Stone Butch Blues - Leslie Feinberg
This is an intense novel. It made me realize how much relative safety and acceptance I have as a queer and trans person living in the bay area in this day and age. The police brutality, rape, and suicide happening to the queer community that Leslie wrote about feels important and painful to take in, and to know that that is how it has been and how it still is in many communities across the globe.

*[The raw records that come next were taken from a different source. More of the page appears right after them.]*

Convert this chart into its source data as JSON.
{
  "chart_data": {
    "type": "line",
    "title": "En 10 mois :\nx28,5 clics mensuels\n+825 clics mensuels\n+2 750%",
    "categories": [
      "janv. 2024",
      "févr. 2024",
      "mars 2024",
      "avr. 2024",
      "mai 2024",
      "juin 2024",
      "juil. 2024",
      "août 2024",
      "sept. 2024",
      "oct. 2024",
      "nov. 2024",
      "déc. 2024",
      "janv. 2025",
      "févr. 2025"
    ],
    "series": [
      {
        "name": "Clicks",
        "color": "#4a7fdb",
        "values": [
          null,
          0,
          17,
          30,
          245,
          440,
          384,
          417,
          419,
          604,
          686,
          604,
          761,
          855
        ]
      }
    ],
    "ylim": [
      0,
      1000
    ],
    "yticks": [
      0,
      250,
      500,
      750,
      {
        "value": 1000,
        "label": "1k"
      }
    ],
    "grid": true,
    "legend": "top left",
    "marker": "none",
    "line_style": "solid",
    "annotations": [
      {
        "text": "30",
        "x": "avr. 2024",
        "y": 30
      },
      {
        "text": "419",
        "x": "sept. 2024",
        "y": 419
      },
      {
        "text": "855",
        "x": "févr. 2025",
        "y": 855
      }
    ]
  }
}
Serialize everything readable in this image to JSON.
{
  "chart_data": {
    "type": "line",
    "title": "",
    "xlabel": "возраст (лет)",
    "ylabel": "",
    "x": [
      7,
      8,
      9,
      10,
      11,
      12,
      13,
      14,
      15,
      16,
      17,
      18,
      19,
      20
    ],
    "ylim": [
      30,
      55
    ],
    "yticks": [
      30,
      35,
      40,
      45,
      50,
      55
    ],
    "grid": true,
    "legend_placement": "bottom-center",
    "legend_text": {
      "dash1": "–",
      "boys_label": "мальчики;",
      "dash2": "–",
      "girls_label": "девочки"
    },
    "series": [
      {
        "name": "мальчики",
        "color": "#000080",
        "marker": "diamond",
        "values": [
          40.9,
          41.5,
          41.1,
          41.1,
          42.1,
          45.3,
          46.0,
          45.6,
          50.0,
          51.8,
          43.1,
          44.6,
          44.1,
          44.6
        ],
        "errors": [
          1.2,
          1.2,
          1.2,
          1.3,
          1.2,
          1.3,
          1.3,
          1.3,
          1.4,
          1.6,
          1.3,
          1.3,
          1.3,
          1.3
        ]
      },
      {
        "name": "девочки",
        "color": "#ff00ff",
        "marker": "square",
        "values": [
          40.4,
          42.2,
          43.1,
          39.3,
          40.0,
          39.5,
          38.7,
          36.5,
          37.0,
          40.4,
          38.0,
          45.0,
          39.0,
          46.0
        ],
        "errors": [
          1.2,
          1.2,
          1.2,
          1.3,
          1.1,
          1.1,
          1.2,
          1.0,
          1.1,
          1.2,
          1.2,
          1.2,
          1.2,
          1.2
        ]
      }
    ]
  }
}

Her Body and Other Parties - Carmen Maria Machado
Aiano introduced me to this book just before covid started. There is a story of a queer woman living through an apocalyptic epidemic. I remember bringing this book to read with Amira and Wei-Li by the tree that got cut down by the marina. What struck me about the story, was that the character just was queer, it wasn’t a coming out story.

There There - Tommy Orange
One of the best books I’ve ever read. Even in a list of my favorite books. I read this in a book club sort of thing with Ben Cook, and really appreciated having someone to discuss the chapters and themes with. Telling the experience of urban indigenous youth and community networks, I remember the understanding of the city that I live in in a different way, by seeing it through Orange’s eyes and writing.

The Sympathizer - Viet Thanh Nguyen
Ok I don’t remember that much about this book except how intense it was! And that I both loved getting to understand more about the vietnam war through a non-american lens, and also the intensity of political warfare and upheaval. But I also remember the end torture scenes to be, harrowing. But this book definitely follows a long-standing love of getting to know a different culture and time/place through the narrative of a story.

Watership Down - Richard Adams

Blindness - José Saramago
Ok. what I remember most is that they drink water out of the tank of a toilet, and realizing that that water never actually comes in contact with sewage. weird thing to remember but true.